— Он наглец! — бросил Кейт. — Привыкший к безнаказанности наглец!

— Вы правы и одновременно не правы. Его не обвинишь в излишнем чинопочитании, это я так мягко говорю, но для него ваши бойцы, генерал, просто щенки. И он это доказал. Если бы вы знали то, что знаете сейчас, вы восприняли бы все как должное и не возникло бы никакого инцидента. Не так ли, Йоханнес? Вы же не стали бы упрекать боксера-перворазрядника за то, что он проиграл бой олимпийскому чемпиону?

— Их разжаловали и уволили из армии три года назад, — напомнил Кейт. — За это время они не могли не потерять форму.

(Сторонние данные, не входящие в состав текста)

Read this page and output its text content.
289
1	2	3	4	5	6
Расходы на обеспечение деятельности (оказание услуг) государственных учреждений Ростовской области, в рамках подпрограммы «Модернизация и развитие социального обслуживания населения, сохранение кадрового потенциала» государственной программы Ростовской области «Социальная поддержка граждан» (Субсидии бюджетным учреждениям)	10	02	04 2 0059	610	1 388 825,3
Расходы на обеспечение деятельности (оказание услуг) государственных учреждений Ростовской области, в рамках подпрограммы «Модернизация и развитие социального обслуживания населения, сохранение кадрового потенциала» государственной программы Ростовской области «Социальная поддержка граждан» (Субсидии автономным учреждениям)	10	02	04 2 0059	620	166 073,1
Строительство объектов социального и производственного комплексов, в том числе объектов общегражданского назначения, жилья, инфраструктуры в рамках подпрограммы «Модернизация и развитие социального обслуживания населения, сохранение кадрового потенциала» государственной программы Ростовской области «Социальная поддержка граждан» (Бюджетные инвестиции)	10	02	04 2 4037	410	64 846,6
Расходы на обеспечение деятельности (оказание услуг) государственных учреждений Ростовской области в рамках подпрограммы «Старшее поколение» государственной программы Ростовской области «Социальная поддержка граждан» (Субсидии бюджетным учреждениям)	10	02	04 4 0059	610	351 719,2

— Но, как мы видели, один из них не потерял. Думаю, не потеряли и другие. Я объясню, почему так думаю. Профессии у них сейчас вполне гражданские. Пастухов — владелец небольшого цеха по деревообработке, Перегудов работает в реабилитационном центре для участников афганской и чеченской войн, Злотников — безработный актер. Мухин и Хохлов — совладельцы частного детективно-охранного агентства «МХ плюс». Название образовано из первых букв их фамилий. А «плюс» — это, как я понимаю, их друзья Пастухов, Перегудов и Злотников. Я не назову, разумеется, того, от кого получил эту информацию, — продолжал Вайно. — Скажу только одно: это очень информированный источник. Он дал понять, что команду Пастухова и сейчас иногда привлекают к выполнению специальных заданий. Он дал понять это одной фразой: «Их обычный гонорар за работу — по пятьдесят тысяч долларов на каждого».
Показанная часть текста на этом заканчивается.